Teaching the Competencies

Telling providers which competencies are important in which situations is a worthwhile endeavor, but it doesn’t automatically make providers better. The missing element is educational resources.

“We’re a small not-for-profit so our expertise lies in directing providers to resources where they can get support,” Poelman says. “We want to develop a resource directory that will direct providers to associations, collaborations, educational institutions, programs, and vendors who can provide that educational link.”

One potential resource is Crane’s organization, CAPG. California has experimented with capitated and pay-for-performance programs for the past two or three decades, so California organizations have deeper experience with accountable care than the average provider, says Crane.

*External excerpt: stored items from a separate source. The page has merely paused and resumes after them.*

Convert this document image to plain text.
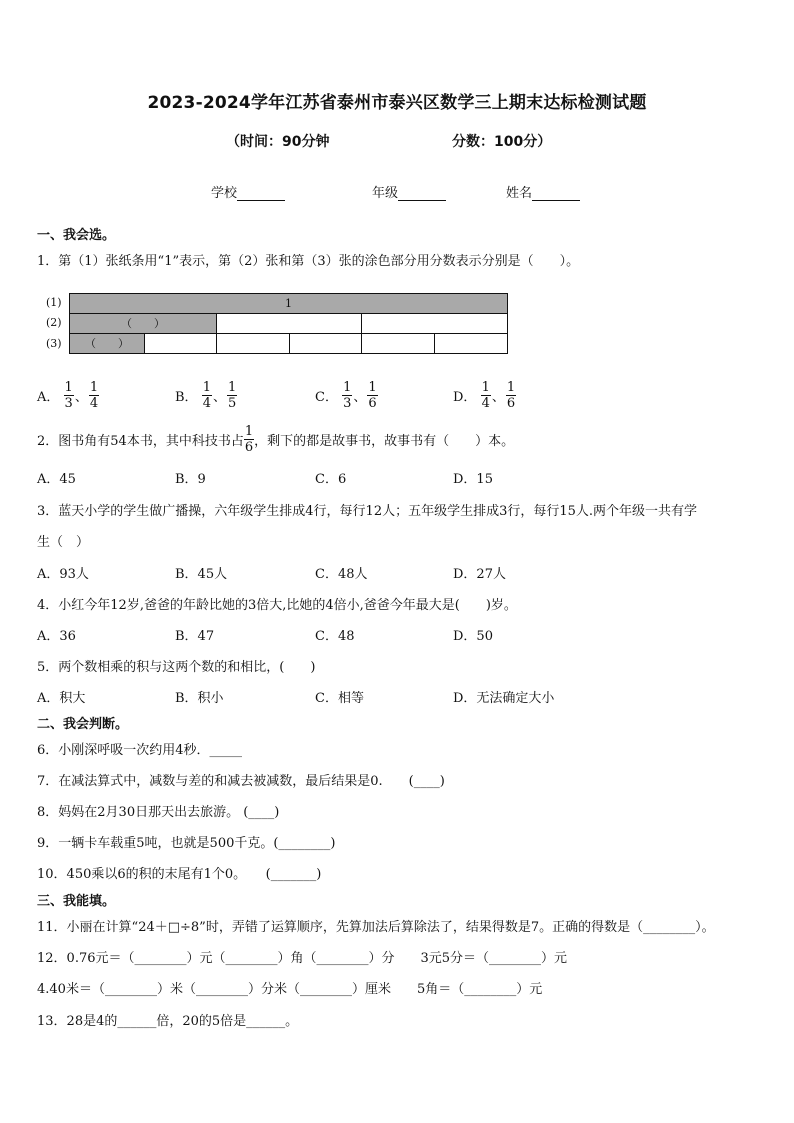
2023-2024学年江苏省泰州市泰兴区数学三上期末达标检测试题
（时间：90分钟	分数：100分）
学校	年级	姓名
一、我会选。
1．第（1）张纸条用“1”表示，第（2）张和第（3）张的涂色部分用分数表示分别是（　　）。
(1)
(2)
(3)
1
（　　）
（　　）
A． $\frac{1}{3}$ 、 $\frac{1}{4}$	B． $\frac{1}{4}$ 、 $\frac{1}{5}$	C． $\frac{1}{3}$ 、 $\frac{1}{6}$	D． $\frac{1}{4}$ 、 $\frac{1}{6}$
2．图书角有54本书，其中科技书占 $\frac{1}{6}$ ，剩下的都是故事书，故事书有（　　）本。
A．45	B．9	C．6	D．15
3．蓝天小学的学生做广播操，六年级学生排成4行，每行12人；五年级学生排成3行，每行15人.两个年级一共有学
生（　）
A．93人	B．45人	C．48人	D．27人
4．小红今年12岁,爸爸的年龄比她的3倍大,比她的4倍小,爸爸今年最大是(　　)岁。
A．36	B．47	C．48	D．50
5．两个数相乘的积与这两个数的和相比，(　　)
A．积大	B．积小	C．相等	D．无法确定大小
二、我会判断。
6．小刚深呼吸一次约用4秒．_____
7．在减法算式中，减数与差的和减去被减数，最后结果是0.　　(____)
8．妈妈在2月30日那天出去旅游。 (____)
9．一辆卡车载重5吨，也就是500千克。(________)
10．450乘以6的积的末尾有1个0。　　(_______)
三、我能填。
11．小丽在计算“24＋□÷8”时，弄错了运算顺序，先算加法后算除法了，结果得数是7。正确的得数是（________）。
12．0.76元＝（________）元（________）角（________）分　　3元5分＝（________）元
4.40米＝（________）米（________）分米（________）厘米　　5角＝（________）元
13．28是4的______倍，20的5倍是______。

“One of CAPG’s missions is to share know-how and help physician groups deliver on the Triple Aim, and we’re happy to work with the ACLC to get this work done,” Crane says.

Recognizing a Path

The major task of moving from fee-for-service models to accountable care-focused organizations will require a focused effort from healthcare stakeholders as well as a desire to share experiences and tear down silos. Collaborative efforts like ACLC are demonstrating that healthcare organizations are up to the challenge.

Interviewed for this article:

Donald Crane is CEO and president, California Association of Physician Groups, Los Angeles.

John Poelman is executive director, Accountable Care Learning Collaborative, Salt Lake City, and senior director, Leavitt Partners.